OpenNLP Meetup: A Practical Introduction to Image Retrieval

Youtube link, slides, Colab (live coding). All the material can also be found here.

A Practical Introduction to Image Retrieval

by Sara Zanzottera from deepset

Search should not be limited to text only. Recently, Transformers-based NLP models started crossing the boundaries of text data and exploring the possibilities of other modalities, like tabular data, images, audio files, and more. Text-to-text generation models like GPT now have their counterparts in text-to-image models, like Stable Diffusion. But what about search? In this talk we’re going to experiment with CLIP, a text-to-image search model, to look for animals matching specific characteristics in a dataset of pictures. Does CLIP know which one is “The fastest animal in the world”?

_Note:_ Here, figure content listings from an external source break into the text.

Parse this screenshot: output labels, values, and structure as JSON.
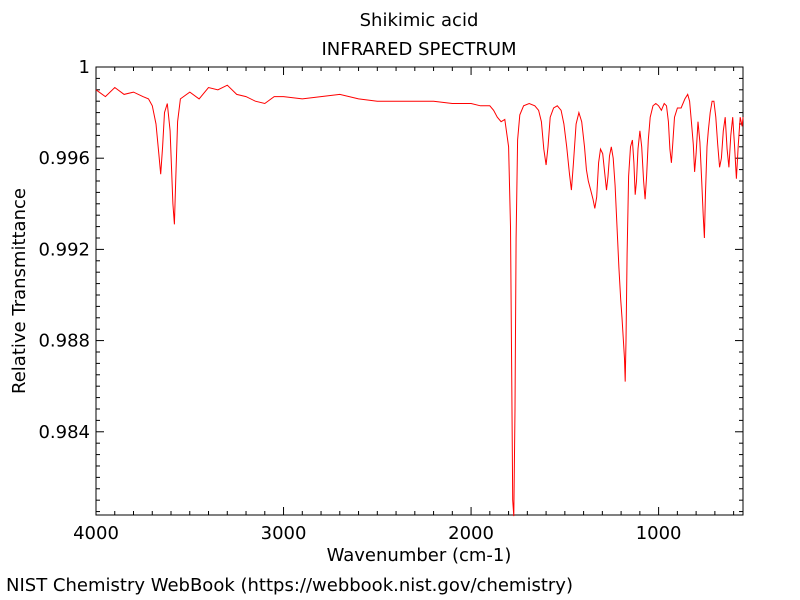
{
  "chart_data": {
    "type": "line",
    "title": "Shikimic acid",
    "subtitle": "INFRARED SPECTRUM",
    "xlabel": "Wavenumber (cm-1)",
    "ylabel": "Relative Transmittance",
    "xlim": [
      4000,
      550
    ],
    "ylim": [
      0.98035,
      1.0
    ],
    "x_ticks": [
      4000,
      3000,
      2000,
      1000
    ],
    "x_tick_labels": [
      "4000",
      "3000",
      "2000",
      "1000"
    ],
    "y_ticks": [
      1.0,
      0.996,
      0.992,
      0.988,
      0.984
    ],
    "y_tick_labels": [
      "1",
      "0.996",
      "0.992",
      "0.988",
      "0.984"
    ],
    "grid": false,
    "series": [
      {
        "color": "#ff0000",
        "points": [
          [
            4000,
            0.999
          ],
          [
            3950,
            0.9987
          ],
          [
            3900,
            0.9991
          ],
          [
            3850,
            0.9988
          ],
          [
            3800,
            0.9989
          ],
          [
            3750,
            0.9987
          ],
          [
            3720,
            0.9986
          ],
          [
            3700,
            0.9983
          ],
          [
            3680,
            0.9975
          ],
          [
            3665,
            0.9962
          ],
          [
            3655,
            0.9953
          ],
          [
            3645,
            0.9965
          ],
          [
            3635,
            0.998
          ],
          [
            3620,
            0.9984
          ],
          [
            3605,
            0.9972
          ],
          [
            3590,
            0.994
          ],
          [
            3582,
            0.9931
          ],
          [
            3575,
            0.995
          ],
          [
            3565,
            0.9976
          ],
          [
            3550,
            0.9986
          ],
          [
            3500,
            0.9989
          ],
          [
            3450,
            0.9986
          ],
          [
            3400,
            0.9991
          ],
          [
            3350,
            0.999
          ],
          [
            3300,
            0.9992
          ],
          [
            3250,
            0.9988
          ],
          [
            3200,
            0.9987
          ],
          [
            3150,
            0.9985
          ],
          [
            3100,
            0.9984
          ],
          [
            3050,
            0.9987
          ],
          [
            3000,
            0.9987
          ],
          [
            2900,
            0.9986
          ],
          [
            2800,
            0.9987
          ],
          [
            2700,
            0.9988
          ],
          [
            2600,
            0.9986
          ],
          [
            2500,
            0.9985
          ],
          [
            2400,
            0.9985
          ],
          [
            2300,
            0.9985
          ],
          [
            2200,
            0.9985
          ],
          [
            2100,
            0.9984
          ],
          [
            2000,
            0.9984
          ],
          [
            1950,
            0.9983
          ],
          [
            1900,
            0.9983
          ],
          [
            1880,
            0.9981
          ],
          [
            1860,
            0.9978
          ],
          [
            1840,
            0.9976
          ],
          [
            1820,
            0.9977
          ],
          [
            1800,
            0.9965
          ],
          [
            1790,
            0.993
          ],
          [
            1783,
            0.986
          ],
          [
            1778,
            0.981
          ],
          [
            1772,
            0.9803
          ],
          [
            1766,
            0.985
          ],
          [
            1760,
            0.9925
          ],
          [
            1752,
            0.9968
          ],
          [
            1740,
            0.9979
          ],
          [
            1720,
            0.9983
          ],
          [
            1690,
            0.9984
          ],
          [
            1660,
            0.9983
          ],
          [
            1640,
            0.9981
          ],
          [
            1625,
            0.9976
          ],
          [
            1612,
            0.9964
          ],
          [
            1600,
            0.9957
          ],
          [
            1590,
            0.9965
          ],
          [
            1578,
            0.9978
          ],
          [
            1560,
            0.9982
          ],
          [
            1540,
            0.9983
          ],
          [
            1520,
            0.9981
          ],
          [
            1505,
            0.9975
          ],
          [
            1490,
            0.9965
          ],
          [
            1475,
            0.9953
          ],
          [
            1465,
            0.9946
          ],
          [
            1455,
            0.9957
          ],
          [
            1440,
            0.9975
          ],
          [
            1425,
            0.998
          ],
          [
            1410,
            0.9976
          ],
          [
            1395,
            0.9965
          ],
          [
            1385,
            0.9955
          ],
          [
            1375,
            0.995
          ],
          [
            1362,
            0.9946
          ],
          [
            1350,
            0.9942
          ],
          [
            1340,
            0.9938
          ],
          [
            1330,
            0.9943
          ],
          [
            1320,
            0.9958
          ],
          [
            1310,
            0.9964
          ],
          [
            1298,
            0.9962
          ],
          [
            1288,
            0.9954
          ],
          [
            1278,
            0.9946
          ],
          [
            1270,
            0.9952
          ],
          [
            1262,
            0.9961
          ],
          [
            1252,
            0.9965
          ],
          [
            1242,
            0.996
          ],
          [
            1232,
            0.9948
          ],
          [
            1222,
            0.993
          ],
          [
            1212,
            0.9912
          ],
          [
            1202,
            0.9898
          ],
          [
            1195,
            0.989
          ],
          [
            1188,
            0.988
          ],
          [
            1182,
            0.9872
          ],
          [
            1178,
            0.9862
          ],
          [
            1174,
            0.988
          ],
          [
            1168,
            0.9918
          ],
          [
            1160,
            0.9952
          ],
          [
            1150,
            0.9965
          ],
          [
            1140,
            0.9968
          ],
          [
            1132,
            0.9958
          ],
          [
            1125,
            0.9944
          ],
          [
            1118,
            0.995
          ],
          [
            1110,
            0.9964
          ],
          [
            1100,
            0.9972
          ],
          [
            1090,
            0.9965
          ],
          [
            1080,
            0.995
          ],
          [
            1072,
            0.9942
          ],
          [
            1064,
            0.9952
          ],
          [
            1055,
            0.9968
          ],
          [
            1045,
            0.9978
          ],
          [
            1030,
            0.9983
          ],
          [
            1015,
            0.9984
          ],
          [
            1000,
            0.9983
          ],
          [
            985,
            0.9981
          ],
          [
            970,
            0.9984
          ],
          [
            958,
            0.9983
          ],
          [
            948,
            0.9976
          ],
          [
            940,
            0.9964
          ],
          [
            932,
            0.9958
          ],
          [
            925,
            0.9966
          ],
          [
            915,
            0.9978
          ],
          [
            900,
            0.9982
          ],
          [
            880,
            0.9982
          ],
          [
            860,
            0.9986
          ],
          [
            845,
            0.9988
          ],
          [
            835,
            0.9985
          ],
          [
            825,
            0.9976
          ],
          [
            815,
            0.9966
          ],
          [
            808,
            0.9954
          ],
          [
            800,
            0.9962
          ],
          [
            790,
            0.9976
          ],
          [
            780,
            0.9967
          ],
          [
            770,
            0.995
          ],
          [
            762,
            0.9935
          ],
          [
            756,
            0.9925
          ],
          [
            750,
            0.9945
          ],
          [
            742,
            0.9965
          ],
          [
            735,
            0.9972
          ],
          [
            725,
            0.998
          ],
          [
            715,
            0.9985
          ],
          [
            705,
            0.9985
          ],
          [
            695,
            0.9978
          ],
          [
            685,
            0.9966
          ],
          [
            675,
            0.9956
          ],
          [
            665,
            0.996
          ],
          [
            655,
            0.9972
          ],
          [
            645,
            0.9978
          ],
          [
            635,
            0.9964
          ],
          [
            625,
            0.9956
          ],
          [
            615,
            0.997
          ],
          [
            605,
            0.9978
          ],
          [
            595,
            0.9965
          ],
          [
            585,
            0.9951
          ],
          [
            575,
            0.9966
          ],
          [
            565,
            0.9978
          ],
          [
            555,
            0.9974
          ],
          [
            550,
            0.9978
          ]
        ]
      }
    ]
  },
  "footer": {
    "credit": "NIST Chemistry WebBook (https://webbook.nist.gov/chemistry)"
  }
}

For the 7th OpenNLP meetup I presented the topic of Image Retrieval, a feature that I’ve recently added to Haystack in the form of a MultiModal Retriever (see the Tutorial).

The talk consists of 5 parts:

An introduction of the topic of Image Retrieval
A mention of the current SOTA model (CLIP)
An overview of Haystack
A step-by-step description of how image retrieval applications can be implemented with Haystack
A live coding session where I start from a blank Colab notebook and build a fully working image retrieval system from the ground up, to the point where I can run queries live.

Towards the end I mention briefly an even more advanced version of this image retrieval system, which I had no time to implement live. However, I later built a notebook implementing such system and you can find it here: Cheetah.ipynb

The slides were generated from the linked Jupyter notebook with jupyter nbconvert Dec_1st_OpenNLP_Meetup.ipynb --to slides --post serve.